A DoS attack prevents a legitimate user from accessing a resource, such as a web server. It is achieved through overusage of a shared resource, such as the following:
Overloading a line in a network
Exceeding the packet-forwarding capacity of a router
Exceeding the packet-processing capacity of a server
In general, DoS attacks are directed toward exhausting one of the following shared resources:
Bandwidth (for example, on a line)
CPU (on a network element)
Memory (on a network element)
Therefore, a DoS-resistant network must be designed such that none of the shared resources can be overloaded by a malicious user or a group of malicious users. In this section, we firstly discuss general DoS considerations, then various options to design a DoS-resistant network. The main consideration here is how a dedicated PE for VPN traffic helps increase DoS resistance. Various design options are discussed.
When large groups of legitimate users all decide to access a certain resource at the same time, and this resource has not been designed to handle that load, the effect may be similar to a DoS attack. However, the correct expression for this behavior is a flash crowd. Technically, the effect is exactly the same as a DoS attack. Flash crowds could be observed, for example, on September 11, 2001, when after the collapse of the World Trade Center in New York many people tried to access news servers.
There is no 100 percent DoS resistance. Every solution has a maximum capacity. A network withstands a DoS attack if the attacker has less attack capacity than the network offers. A future DoS attack, however, might exceed the network capacity.
Most design principles for DoS resistance apply to any form of network and are not MPLS specific. These are in short:
Correct device positioning?
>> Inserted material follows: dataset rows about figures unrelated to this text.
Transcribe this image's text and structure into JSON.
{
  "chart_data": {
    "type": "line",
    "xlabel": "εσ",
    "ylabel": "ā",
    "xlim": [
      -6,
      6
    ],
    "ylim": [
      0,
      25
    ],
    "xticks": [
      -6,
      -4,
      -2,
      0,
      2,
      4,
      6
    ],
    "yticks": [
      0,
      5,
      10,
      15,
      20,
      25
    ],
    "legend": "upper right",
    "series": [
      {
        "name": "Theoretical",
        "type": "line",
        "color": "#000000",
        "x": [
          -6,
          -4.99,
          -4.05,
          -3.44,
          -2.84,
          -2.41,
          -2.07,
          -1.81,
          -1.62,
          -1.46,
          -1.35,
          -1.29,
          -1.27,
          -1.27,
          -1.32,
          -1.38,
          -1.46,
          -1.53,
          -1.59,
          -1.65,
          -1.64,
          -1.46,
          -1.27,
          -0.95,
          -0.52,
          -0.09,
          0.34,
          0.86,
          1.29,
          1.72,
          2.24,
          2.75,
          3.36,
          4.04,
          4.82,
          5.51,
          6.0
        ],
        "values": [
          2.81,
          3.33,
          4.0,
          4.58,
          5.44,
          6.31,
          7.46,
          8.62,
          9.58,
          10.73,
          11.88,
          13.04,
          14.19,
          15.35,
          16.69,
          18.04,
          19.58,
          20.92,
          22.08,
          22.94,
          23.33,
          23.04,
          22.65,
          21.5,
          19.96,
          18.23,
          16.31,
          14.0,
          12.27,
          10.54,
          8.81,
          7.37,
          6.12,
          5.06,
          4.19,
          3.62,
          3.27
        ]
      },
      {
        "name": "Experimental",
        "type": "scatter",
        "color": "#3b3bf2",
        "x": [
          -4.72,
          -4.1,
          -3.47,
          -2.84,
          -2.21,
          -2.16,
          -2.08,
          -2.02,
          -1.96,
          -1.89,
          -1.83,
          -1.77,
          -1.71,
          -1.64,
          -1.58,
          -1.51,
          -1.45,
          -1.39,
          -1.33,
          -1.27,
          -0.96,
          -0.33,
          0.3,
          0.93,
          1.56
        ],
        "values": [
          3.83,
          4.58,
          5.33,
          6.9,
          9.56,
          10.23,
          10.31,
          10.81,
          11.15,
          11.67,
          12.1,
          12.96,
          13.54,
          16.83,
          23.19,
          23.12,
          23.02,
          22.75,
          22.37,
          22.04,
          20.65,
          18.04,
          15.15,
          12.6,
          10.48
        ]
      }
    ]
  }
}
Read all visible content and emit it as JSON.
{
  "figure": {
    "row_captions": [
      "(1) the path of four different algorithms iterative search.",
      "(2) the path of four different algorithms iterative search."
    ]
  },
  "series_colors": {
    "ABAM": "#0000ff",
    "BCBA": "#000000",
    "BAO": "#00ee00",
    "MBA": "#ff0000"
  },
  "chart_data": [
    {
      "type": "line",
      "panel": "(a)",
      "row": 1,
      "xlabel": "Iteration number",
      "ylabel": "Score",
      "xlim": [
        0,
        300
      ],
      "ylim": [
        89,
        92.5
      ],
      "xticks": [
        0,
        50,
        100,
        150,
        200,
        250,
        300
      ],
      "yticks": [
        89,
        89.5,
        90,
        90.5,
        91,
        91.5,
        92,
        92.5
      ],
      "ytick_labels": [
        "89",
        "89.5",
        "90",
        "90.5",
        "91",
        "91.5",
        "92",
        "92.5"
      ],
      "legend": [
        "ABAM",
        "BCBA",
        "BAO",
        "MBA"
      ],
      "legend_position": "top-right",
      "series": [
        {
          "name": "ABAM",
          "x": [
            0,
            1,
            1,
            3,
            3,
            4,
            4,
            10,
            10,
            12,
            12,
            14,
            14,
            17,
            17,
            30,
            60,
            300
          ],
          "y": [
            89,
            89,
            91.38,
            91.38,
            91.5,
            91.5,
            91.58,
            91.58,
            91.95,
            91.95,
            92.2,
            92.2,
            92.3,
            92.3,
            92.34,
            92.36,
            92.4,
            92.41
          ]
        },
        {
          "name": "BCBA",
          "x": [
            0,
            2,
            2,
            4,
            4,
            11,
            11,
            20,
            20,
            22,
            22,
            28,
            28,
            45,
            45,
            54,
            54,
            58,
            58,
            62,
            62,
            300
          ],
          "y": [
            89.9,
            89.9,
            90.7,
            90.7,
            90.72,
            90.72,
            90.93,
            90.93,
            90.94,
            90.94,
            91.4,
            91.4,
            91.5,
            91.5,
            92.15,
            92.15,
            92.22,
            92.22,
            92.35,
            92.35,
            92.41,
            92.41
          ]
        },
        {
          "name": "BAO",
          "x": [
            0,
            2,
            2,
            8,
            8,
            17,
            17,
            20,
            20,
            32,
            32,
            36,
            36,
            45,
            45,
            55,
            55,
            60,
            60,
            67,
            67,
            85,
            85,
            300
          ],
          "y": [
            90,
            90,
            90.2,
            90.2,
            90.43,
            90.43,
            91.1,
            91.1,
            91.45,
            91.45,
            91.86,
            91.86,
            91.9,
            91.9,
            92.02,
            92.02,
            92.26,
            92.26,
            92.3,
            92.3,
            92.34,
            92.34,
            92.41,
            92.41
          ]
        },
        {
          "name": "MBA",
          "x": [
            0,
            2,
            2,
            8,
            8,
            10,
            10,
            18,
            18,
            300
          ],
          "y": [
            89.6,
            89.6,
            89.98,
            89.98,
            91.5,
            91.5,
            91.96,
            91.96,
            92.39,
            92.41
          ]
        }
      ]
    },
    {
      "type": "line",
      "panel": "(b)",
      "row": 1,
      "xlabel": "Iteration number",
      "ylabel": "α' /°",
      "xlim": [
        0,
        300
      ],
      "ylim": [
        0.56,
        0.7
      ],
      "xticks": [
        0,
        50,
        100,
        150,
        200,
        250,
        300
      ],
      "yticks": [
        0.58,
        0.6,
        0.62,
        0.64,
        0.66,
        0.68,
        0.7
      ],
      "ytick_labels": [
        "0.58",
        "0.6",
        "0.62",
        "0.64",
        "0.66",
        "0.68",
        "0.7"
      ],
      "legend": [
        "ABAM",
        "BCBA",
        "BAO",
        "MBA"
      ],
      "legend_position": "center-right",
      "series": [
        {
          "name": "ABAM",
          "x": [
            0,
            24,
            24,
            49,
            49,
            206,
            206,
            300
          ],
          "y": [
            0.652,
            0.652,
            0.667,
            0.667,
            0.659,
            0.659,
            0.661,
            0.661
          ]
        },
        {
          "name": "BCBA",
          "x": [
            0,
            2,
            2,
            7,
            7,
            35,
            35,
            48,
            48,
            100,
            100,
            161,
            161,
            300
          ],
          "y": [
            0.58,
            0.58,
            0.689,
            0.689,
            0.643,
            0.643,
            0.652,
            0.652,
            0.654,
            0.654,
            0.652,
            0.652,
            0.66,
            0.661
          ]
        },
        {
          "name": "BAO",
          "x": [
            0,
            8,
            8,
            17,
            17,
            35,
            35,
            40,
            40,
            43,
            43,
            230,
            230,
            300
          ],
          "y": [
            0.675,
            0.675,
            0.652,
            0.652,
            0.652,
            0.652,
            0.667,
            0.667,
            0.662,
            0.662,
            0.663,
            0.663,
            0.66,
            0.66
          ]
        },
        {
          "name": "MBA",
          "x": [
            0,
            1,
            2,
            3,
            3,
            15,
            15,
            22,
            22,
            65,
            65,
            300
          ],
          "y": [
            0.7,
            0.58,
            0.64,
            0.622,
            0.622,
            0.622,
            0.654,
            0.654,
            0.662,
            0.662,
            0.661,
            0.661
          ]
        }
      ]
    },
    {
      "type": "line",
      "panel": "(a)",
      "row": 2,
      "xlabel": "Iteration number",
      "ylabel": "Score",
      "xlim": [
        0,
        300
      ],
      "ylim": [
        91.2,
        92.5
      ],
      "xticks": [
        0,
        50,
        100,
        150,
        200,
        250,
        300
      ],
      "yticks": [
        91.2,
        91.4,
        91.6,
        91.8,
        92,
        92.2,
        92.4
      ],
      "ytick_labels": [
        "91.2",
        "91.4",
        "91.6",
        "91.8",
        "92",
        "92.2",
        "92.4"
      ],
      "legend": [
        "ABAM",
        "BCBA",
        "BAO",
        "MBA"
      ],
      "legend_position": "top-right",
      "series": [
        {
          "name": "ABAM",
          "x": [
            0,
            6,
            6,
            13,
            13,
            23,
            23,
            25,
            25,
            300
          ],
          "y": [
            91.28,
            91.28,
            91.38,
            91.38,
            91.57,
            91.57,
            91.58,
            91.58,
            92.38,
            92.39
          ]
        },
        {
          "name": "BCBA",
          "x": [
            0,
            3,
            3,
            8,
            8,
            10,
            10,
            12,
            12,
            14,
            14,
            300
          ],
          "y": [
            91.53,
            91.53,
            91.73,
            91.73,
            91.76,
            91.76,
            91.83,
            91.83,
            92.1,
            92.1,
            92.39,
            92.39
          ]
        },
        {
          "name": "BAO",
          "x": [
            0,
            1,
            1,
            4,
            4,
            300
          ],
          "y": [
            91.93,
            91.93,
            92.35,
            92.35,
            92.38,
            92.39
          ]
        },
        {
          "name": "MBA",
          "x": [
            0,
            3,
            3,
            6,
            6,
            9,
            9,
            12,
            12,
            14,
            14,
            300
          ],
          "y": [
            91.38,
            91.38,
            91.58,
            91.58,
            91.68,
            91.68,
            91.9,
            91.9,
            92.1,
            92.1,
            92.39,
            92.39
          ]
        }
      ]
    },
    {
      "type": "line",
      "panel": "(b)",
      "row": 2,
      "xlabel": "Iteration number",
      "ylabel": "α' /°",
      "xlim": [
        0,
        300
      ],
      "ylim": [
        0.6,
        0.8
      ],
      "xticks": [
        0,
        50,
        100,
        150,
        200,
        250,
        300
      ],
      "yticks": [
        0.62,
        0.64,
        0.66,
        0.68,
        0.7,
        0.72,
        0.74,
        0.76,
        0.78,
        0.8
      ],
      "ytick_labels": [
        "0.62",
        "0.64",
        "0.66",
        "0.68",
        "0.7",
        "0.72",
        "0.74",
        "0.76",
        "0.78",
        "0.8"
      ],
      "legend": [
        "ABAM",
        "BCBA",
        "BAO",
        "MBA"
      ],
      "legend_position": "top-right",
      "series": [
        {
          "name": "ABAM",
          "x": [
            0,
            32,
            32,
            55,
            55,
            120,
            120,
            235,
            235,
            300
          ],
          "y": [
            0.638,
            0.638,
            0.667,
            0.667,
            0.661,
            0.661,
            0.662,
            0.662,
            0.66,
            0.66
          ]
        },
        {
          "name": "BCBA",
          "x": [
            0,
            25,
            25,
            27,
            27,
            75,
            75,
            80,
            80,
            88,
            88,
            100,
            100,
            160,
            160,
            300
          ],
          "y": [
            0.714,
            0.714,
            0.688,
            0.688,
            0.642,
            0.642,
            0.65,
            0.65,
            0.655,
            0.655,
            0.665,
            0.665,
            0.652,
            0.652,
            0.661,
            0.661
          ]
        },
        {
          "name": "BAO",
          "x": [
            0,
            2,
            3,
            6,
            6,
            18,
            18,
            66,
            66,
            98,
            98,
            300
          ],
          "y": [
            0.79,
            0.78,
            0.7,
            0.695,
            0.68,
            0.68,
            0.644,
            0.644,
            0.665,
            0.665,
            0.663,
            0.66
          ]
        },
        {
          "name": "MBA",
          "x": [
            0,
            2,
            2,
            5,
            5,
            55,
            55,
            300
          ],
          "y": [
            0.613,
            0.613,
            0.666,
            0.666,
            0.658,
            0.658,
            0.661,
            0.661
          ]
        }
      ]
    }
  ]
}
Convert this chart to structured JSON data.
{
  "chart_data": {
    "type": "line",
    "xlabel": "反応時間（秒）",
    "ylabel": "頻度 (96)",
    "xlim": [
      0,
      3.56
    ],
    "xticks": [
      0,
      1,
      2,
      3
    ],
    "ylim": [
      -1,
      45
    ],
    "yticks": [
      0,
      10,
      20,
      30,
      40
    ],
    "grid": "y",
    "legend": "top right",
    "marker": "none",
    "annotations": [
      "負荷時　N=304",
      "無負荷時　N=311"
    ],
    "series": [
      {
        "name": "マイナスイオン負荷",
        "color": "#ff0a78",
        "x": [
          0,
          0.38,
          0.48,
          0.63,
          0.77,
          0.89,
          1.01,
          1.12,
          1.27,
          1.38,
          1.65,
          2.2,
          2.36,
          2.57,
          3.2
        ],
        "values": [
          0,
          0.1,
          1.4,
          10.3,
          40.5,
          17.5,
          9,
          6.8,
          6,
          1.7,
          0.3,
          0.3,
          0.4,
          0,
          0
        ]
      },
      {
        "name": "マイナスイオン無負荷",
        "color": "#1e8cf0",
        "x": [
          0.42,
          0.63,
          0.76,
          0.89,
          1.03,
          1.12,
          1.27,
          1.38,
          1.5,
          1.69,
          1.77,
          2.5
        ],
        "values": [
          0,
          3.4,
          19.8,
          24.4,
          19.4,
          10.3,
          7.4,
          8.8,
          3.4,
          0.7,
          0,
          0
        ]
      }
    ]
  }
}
Each device in a network must be able to process the maximum inbound load. On the edge of the network, routers must also be able to handle equired features at full line speed?for example, ACLs, uRPF, NetFlow, and CAR.
Correct bandwidth planning? The lines in the network must be able to handle bursts of traffic. This can be solved in two ways: overprovisioning, where lines are designed such that they cannot be overloaded even under worst-case circumstances; and Quality-of-Service (QoS), where the bandwidth of a line might not be sufficient, but traffic is divided into classes and the important class is always serviced.
Service overprovisioning? Web services must be designed to worst-case assumptions. The content architecture with web caches, load balancers, and so on provides this overprovisioning.
Anti-DoS solutions? Every network should dispose of a DoS solution that allows detecting, analyzing, and mitigating DoS attacks. The Cisco Guard, for example, provides a mitigation device. Operational procedures to handle DoS attacks are required as well.
For MPLS networks, all these points also apply. There are, however, some MPLS-specific considerations: the PE routers require special attention when designing a DoS-resistant MPLS core.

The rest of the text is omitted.